PCR identification of culicoid biting midges (Diptera, Ceratopogonidae) of the Obsoletus complex including putative vectors of bluetongue and Schmallenberg viruses
- Equal contributors
1 Humboldt-Universität zu Berlin, Cytogenetics, Chausseestr. 117, Berlin, 10117, Germany
2 Leibniz Centre for Agricultural Landscape Research (ZALF), Eberswalder Str. 84, Müncheberg, 15374, Germany
3 Friedrich-Loeffler-Institut (FLI), Federal Research Institute for Animal Health, Südufer 10, Greifswald – Insel Riems, 17493, Germany
Parasites & Vectors 2012, 5:213 doi:10.1186/1756-3305-5-213Published: 26 September 2012
Biting midges of the Obsoletus species complex of the ceratopogonid genus Culicoides were assumed to be the major vectors of bluetongue virus (BTV) in northern and central Europe during the 2006 outbreak of bluetongue disease (BT). Most recently, field specimens of the same group of species have also been shown to be infected with the newly emerged Schmallenberg virus (SBV) in Europe. A reliable identification of the cryptic species of this group is fundamental for both understanding the epidemiology of the diseases and for targeted vector control. In the absence of classical morphological characters unambiguously identifying the species, DNA sequence-based tests have been established for the distinction of selected species in some parts of Europe. Since specificity and sensitivity of these tests have been shown to be in need of improvement, an alternative PCR assay targeting the mitochondrial cytochrome oxidase subunit I (COI) gene was developed for the identification of the three Obsoletus complex species endemic to Germany (C. obsoletus, C. scoticus, C. chiopterus) plus the isomorphic species C. dewulfi.

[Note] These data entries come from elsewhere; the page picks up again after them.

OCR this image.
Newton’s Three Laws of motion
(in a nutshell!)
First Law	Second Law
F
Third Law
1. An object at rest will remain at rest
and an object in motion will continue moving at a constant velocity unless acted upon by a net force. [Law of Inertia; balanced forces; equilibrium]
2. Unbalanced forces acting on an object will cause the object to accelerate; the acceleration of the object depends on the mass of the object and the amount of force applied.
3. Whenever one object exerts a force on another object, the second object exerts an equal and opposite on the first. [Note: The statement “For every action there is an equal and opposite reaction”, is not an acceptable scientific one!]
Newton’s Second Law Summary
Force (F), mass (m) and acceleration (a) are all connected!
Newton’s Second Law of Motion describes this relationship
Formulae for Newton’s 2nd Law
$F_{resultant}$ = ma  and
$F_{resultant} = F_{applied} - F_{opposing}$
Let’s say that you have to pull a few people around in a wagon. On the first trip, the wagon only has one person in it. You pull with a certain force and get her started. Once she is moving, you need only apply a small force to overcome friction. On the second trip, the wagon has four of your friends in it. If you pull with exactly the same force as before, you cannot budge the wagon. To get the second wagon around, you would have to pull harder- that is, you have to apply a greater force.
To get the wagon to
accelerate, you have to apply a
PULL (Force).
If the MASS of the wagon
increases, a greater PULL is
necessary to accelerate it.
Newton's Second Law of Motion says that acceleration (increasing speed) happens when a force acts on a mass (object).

Biting midges of the genus Culicoides caught by UV light traps all over Germany were morphologically pre-identified to species or complex level. The COI region was amplified from their extracted DNA and sequenced. Final species assignment was done by sequence comparison to GenBank entries and to morphologically identified males. Species-specific consensus sequences were aligned and polymorphisms were utilized to design species-specific primers to PCR-identify specimens when combined with a universal primer.
The newly developed multiplex PCR assay was successfully tested on genetically defined Obsoletus complex material as well as on morphologically pre-identified field material. The intended major advantage of the assay as compared to other PCR approaches, namely the production of only one single characteristic band for each species, could be realized with high specificity and sensitivity.
To elucidate the biological characteristics of potential vectors of disease agents, such as ecology, behaviour and vector competence, and the role of these haematophagous arthropods in the epidemiology of the diseases, simple, cost-effective and, most importantly, reliable identification techniques are necessary. The PCR assay presented will help to identify culicoid vector species and therefore add to bluetongue and Schmallenberg disease research including vector control and monitoring.